Biotech Companies: Part of the Problem and Solution

Companies universally assert that all product information is, by definition, proprietary. When asked, PR reps often express fear and avoid providing product information. And most medical information departments have been scrubbed of any information, including published articles, which substantively describe products, their manufacture and specifications. Staff in these departments are often not knowledgeable in the technical sense about what their products are (how they are made, materials used, final specifications, etc.).

There are exceptions to non-disclosure, mostly where manufacturing methods are hyped as part of products' marketing (e.g., plasma derivative manufacturers often disclose detailed information about viral inactivation and purification processes).

Government Processes Discourage Transparency

Looking at the FDA's public approvals-related documentation, there is often not even a single sentence, much less a paragraph or section, presenting information about what the product is, how it is made, final specifications, whether the product tested in preclinical and clinical testing is the same as that approved or now marketed, or whether the FDA-approved product is different than the product marketed in other countries.

For someone looking, what was actually approved is often very unclear. The only information actually identifying or describing what has been evaluated is often the active agent's or product's common and/or trade names.

CMC (chemistry, manufacturing and controls) aspects are much more fundamental and important in terms of safety than results from clinical trials. Pharmaceutical developers in the U.S. are now required to publicly disclose considerable information about clinical trials, their protocols and results, but nothing about the products themselves!

Seemingly endless attention is paid to, and endless information is often available, concerning trials; however, there is usually little useful information regarding manufacturing, purity, potency, consistency and final specifications.

Suggestions for Change

Will there be any meaningful transparency or public oversight and trust in the approval of biologics, particularly biosimilars? The answer is no — not without some changes by industry and FDA, which will probably need to be forced on them by Congress.

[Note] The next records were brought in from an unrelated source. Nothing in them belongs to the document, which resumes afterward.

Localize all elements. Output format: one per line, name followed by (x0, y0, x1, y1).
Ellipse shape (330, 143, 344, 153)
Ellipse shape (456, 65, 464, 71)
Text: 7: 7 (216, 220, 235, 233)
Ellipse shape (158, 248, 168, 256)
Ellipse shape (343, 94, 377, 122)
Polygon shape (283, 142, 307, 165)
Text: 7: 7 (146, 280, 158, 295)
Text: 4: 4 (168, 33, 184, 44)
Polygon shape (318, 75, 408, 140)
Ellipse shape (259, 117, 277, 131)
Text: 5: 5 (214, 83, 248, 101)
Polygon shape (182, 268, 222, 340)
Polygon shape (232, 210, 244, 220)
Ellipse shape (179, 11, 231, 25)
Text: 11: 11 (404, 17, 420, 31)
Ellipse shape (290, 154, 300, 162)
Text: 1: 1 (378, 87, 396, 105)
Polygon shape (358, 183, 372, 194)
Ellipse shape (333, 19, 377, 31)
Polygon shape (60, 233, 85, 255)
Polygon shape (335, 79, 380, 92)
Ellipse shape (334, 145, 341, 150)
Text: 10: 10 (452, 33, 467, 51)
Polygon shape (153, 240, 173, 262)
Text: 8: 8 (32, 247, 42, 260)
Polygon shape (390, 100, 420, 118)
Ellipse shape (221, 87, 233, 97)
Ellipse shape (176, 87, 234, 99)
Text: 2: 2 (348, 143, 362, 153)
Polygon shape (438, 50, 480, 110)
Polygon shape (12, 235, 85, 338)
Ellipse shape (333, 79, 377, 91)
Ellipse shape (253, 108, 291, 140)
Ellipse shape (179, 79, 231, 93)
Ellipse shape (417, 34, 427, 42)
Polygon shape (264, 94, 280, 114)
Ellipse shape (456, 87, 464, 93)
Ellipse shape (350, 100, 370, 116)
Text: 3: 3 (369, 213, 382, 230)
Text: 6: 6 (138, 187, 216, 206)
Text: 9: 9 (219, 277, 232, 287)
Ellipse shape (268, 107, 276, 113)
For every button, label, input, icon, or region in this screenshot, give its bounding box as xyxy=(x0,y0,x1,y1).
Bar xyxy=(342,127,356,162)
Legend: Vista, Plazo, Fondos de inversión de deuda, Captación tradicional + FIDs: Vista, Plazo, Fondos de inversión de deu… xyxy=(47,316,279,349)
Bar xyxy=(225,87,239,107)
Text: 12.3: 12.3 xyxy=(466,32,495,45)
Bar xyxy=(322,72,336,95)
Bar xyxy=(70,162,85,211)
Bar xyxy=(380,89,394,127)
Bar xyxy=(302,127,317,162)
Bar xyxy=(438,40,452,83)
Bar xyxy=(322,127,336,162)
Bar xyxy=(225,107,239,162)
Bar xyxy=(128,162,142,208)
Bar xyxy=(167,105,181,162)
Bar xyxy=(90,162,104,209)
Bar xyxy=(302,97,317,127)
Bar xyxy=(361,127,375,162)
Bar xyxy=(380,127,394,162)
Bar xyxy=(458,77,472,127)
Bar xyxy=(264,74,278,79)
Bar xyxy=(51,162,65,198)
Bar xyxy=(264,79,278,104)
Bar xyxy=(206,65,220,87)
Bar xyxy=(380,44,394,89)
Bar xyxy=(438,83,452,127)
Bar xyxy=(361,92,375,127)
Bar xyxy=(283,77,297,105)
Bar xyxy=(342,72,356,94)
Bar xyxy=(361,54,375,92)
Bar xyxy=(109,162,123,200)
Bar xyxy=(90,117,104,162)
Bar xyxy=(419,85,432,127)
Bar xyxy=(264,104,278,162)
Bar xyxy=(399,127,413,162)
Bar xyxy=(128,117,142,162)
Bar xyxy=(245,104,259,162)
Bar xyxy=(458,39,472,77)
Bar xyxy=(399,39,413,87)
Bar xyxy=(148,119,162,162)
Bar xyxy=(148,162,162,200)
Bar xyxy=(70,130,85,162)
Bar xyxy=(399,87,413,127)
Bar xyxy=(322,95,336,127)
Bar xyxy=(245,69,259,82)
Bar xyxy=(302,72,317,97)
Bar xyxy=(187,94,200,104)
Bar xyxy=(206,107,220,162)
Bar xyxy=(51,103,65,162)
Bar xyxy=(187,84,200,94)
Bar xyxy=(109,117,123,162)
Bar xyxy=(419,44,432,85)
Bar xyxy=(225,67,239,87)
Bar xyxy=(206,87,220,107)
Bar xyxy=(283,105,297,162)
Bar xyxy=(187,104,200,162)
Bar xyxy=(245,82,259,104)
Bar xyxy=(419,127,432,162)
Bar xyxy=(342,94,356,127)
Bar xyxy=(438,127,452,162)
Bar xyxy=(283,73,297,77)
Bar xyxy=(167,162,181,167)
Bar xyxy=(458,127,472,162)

I would suggest that those concerned with safety, public trust or the implementation of an effective FDA biosimilars regulatory regime consider pushing for the following: requiring all newly approved biopharmaceutical products to include a sponsor-generated (or FDA-generated and sponsor-approved) public domain, and substantively informative descriptions of products' identity/sources, manufacturing processes and final specifications. This also should be done in an abbreviated fashion for supplemental approvals involving manufacturing/product-related changes. This way, at least there will be some basic information available about what products are at any particular time, and it will be more authoritative information than currently is available.

Disclosing such overviews of CMC aspects will do little to help reverse engineering by biogenerics developers, while advancing knowledge, science and public trust.

With detailed, previously undisclosed clinical trials information now becoming routinely available, it is time for industry to reconsider its antiquated policies toward disclosing descriptive information about its marketed products.